Neither the program leader nor the team members can be expected to have all the relevant category-specific expertise. Our research shows that retailers have eight times the indirect spend per procurement professional compared to other sectors, which means their level of expertise in any particular category will be relatively shallow. Therefore, tapping into internal and external category experts is crucial. One grocery retailer discovered that one of its project managers had been a refrigeration engineer for 25 years. The company brought him into a team tasked with reducing the life-cycle cost of refrigeration, heating, and cooling assets by 30 percent in two years. The team achieved the goal in six months and did so with simple solutions—for example, changing the type of price tags used in refrigerated shelves so that the tags wouldn’t fall off and clog the drain. This change saved the retailer more than $600,000 a year.

Capability building is also key. The best companies use a combination of classroom training, e-learning tools, and on-the-job coaching. In our experience, many NFR professionals who receive functional and category-specific training and mentoring immediately double or triple their effectiveness. A phased train-the-trainer approach—in which the sourcing team receives training during a pilot phase, applies the learnings to an initial set of categories, then trains others in the next phase—has proven effective in many cases.

Role modeling

The CEO, CFO, and the rest of the management team must work together to communicate the case for change and role model the desired mind-sets and behaviors. Working as a cross-functional steering committee, they can remove roadblocks, surface and capture cross-functional opportunities, and allocate enough resources to them, thereby sending an unmistakable message to the organization about the importance of these initiatives.

Another powerful role-modeling lever is senior sponsorship of initiatives. Senior leaders can serve as coaches for the owners of individual category initiatives, whether those owners are within or outside the senior leaders’ respective functions.

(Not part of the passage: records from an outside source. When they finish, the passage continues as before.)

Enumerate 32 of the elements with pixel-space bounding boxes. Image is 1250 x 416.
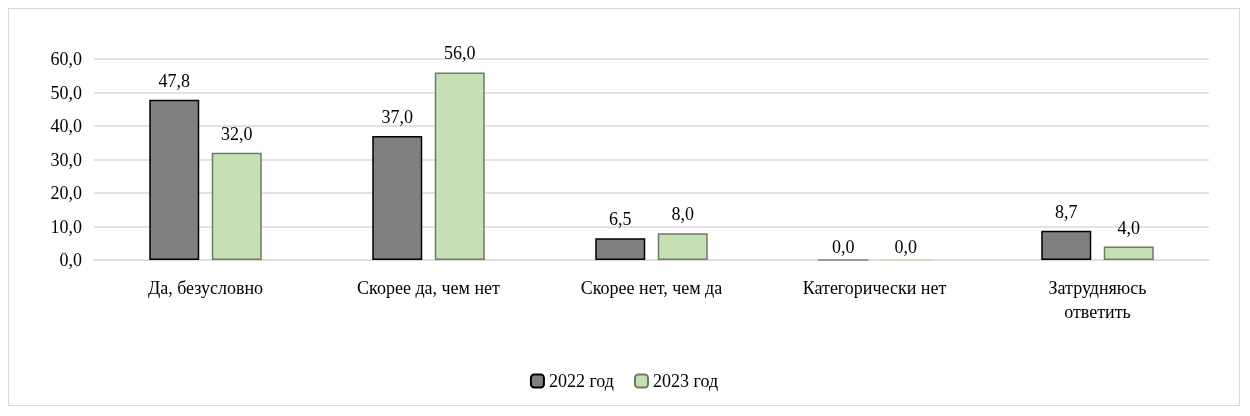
bar bbox=[211, 152, 262, 260]
y-tick-label: 30,0 bbox=[50, 149, 82, 170]
bar bbox=[1103, 246, 1154, 260]
y-tick-label: 0,0 bbox=[59, 250, 82, 270]
data-label: 32,0 bbox=[221, 123, 253, 144]
bar bbox=[434, 72, 485, 260]
bar bbox=[657, 233, 708, 260]
data-label: 0,0 bbox=[894, 236, 917, 257]
data-label: 4,0 bbox=[1117, 217, 1140, 238]
data-label: 37,0 bbox=[381, 107, 413, 128]
data-label: 6,5 bbox=[609, 209, 632, 230]
bar bbox=[595, 238, 646, 260]
x-tick-label: Да, безусловно bbox=[147, 278, 264, 298]
legend-label: 2022 год bbox=[548, 371, 614, 391]
data-label: 56,0 bbox=[444, 43, 476, 64]
bar bbox=[149, 99, 200, 260]
y-tick-label: 20,0 bbox=[50, 183, 82, 203]
data-label: 8,7 bbox=[1055, 201, 1078, 222]
y-tick-label: 10,0 bbox=[50, 216, 82, 237]
bar bbox=[1041, 230, 1092, 260]
legend-label: 2023 год bbox=[653, 371, 719, 391]
data-label: 8,0 bbox=[671, 204, 694, 225]
y-tick-label: 40,0 bbox=[50, 116, 82, 136]
x-tick-label: Скорее нет, чем да bbox=[580, 278, 723, 298]
y-tick-label: 50,0 bbox=[50, 82, 82, 103]
bar bbox=[372, 136, 423, 260]
x-tick-label: Затрудняюсь ответить bbox=[1048, 278, 1147, 322]
x-tick-label: Категорически нет bbox=[802, 278, 947, 298]
y-tick-label: 60,0 bbox=[50, 49, 82, 69]
x-tick-label: Скорее да, чем нет bbox=[357, 278, 501, 298]
data-label: 47,8 bbox=[158, 70, 190, 91]
data-label: 0,0 bbox=[832, 236, 855, 257]
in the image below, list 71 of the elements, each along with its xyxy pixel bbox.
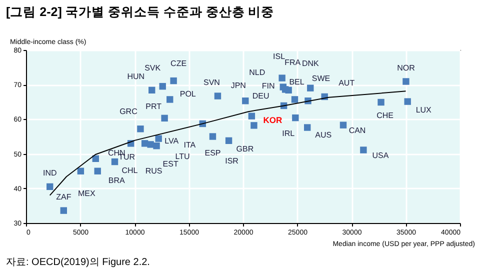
annotation: CHE — [376, 111, 394, 120]
point — [214, 92, 222, 100]
point — [153, 142, 160, 150]
annotation: LTU — [175, 152, 190, 161]
annotation: BEL — [289, 77, 305, 86]
annotation: IND — [42, 168, 57, 178]
point — [402, 78, 410, 85]
annotation: IRL — [282, 128, 296, 138]
annotation: CZE — [170, 58, 187, 68]
point — [282, 86, 289, 93]
annotation: FRA — [284, 58, 302, 68]
annotation: EST — [162, 159, 178, 168]
annotation: AUT — [338, 78, 355, 88]
annotation: USA — [372, 150, 390, 160]
point — [147, 141, 154, 148]
annotation: SVK — [144, 63, 162, 72]
point — [248, 112, 256, 120]
point — [404, 98, 411, 105]
point — [46, 183, 54, 190]
point — [94, 168, 101, 174]
series-label: KOR — [263, 115, 282, 126]
annotation: DEU — [252, 92, 270, 101]
point — [209, 133, 216, 140]
point — [278, 74, 286, 82]
annotation: NOR — [397, 63, 416, 72]
annotation: MEX — [78, 189, 96, 198]
text: 자료: OECD(2019)의 Figure 2.2. — [6, 257, 150, 268]
point — [77, 168, 84, 174]
point — [307, 84, 314, 92]
annotation: ESP — [204, 148, 221, 158]
annotation: JPN — [230, 80, 246, 90]
annotation: ITA — [184, 140, 196, 150]
annotation: CHL — [122, 166, 138, 175]
point — [170, 77, 177, 84]
point — [360, 146, 367, 154]
point — [166, 96, 174, 103]
annotation: SWE — [312, 74, 330, 83]
annotation: ISL — [273, 52, 286, 62]
annotation: POL — [180, 89, 196, 98]
annotation: DNK — [302, 59, 320, 68]
point — [292, 114, 299, 122]
point — [60, 207, 68, 214]
annotation: HUN — [127, 72, 145, 82]
point — [111, 158, 118, 166]
point — [291, 96, 298, 103]
point — [378, 98, 384, 106]
annotation: NLD — [249, 68, 266, 78]
annotation: LVA — [164, 136, 180, 146]
point — [304, 124, 311, 131]
annotation: RUS — [145, 166, 162, 176]
chart-title: [그림 2-2] 국가별 중위소득 수준과 중산층 비중 — [6, 5, 274, 19]
annotation: PRT — [146, 102, 162, 112]
annotation: BRA — [108, 176, 126, 186]
annotation: ZAF — [56, 192, 72, 202]
point — [242, 98, 249, 104]
point — [155, 135, 162, 142]
annotation: GBR — [236, 144, 254, 154]
annotation: LUX — [416, 106, 432, 115]
point — [161, 114, 168, 122]
point — [225, 137, 232, 144]
annotation: CAN — [348, 126, 366, 136]
annotation: ISR — [225, 156, 239, 166]
point — [137, 126, 144, 132]
point — [159, 82, 166, 90]
point — [148, 86, 156, 94]
annotation: GRC — [120, 106, 138, 116]
annotation: SVN — [203, 78, 220, 88]
annotation: AUS — [315, 130, 332, 140]
point — [340, 122, 347, 128]
annotation: FIN — [262, 81, 275, 90]
point — [250, 122, 258, 129]
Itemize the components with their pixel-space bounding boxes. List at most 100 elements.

Helping to secure—and then celebrate—early wins is also a form of role modeling. It lets the entire organization see that senior leaders are committed to ensuring the NFR program’s success and that they recognize its impact.


Most retailers have significant opportunities to reduce indirect costs. The first step is to acknowledge that the potential exists, then conduct a thorough diagnostic to quantify it. Though challenging, a transformation in indirect spending can yield greater profitability, funding for growth, and competitive advantage.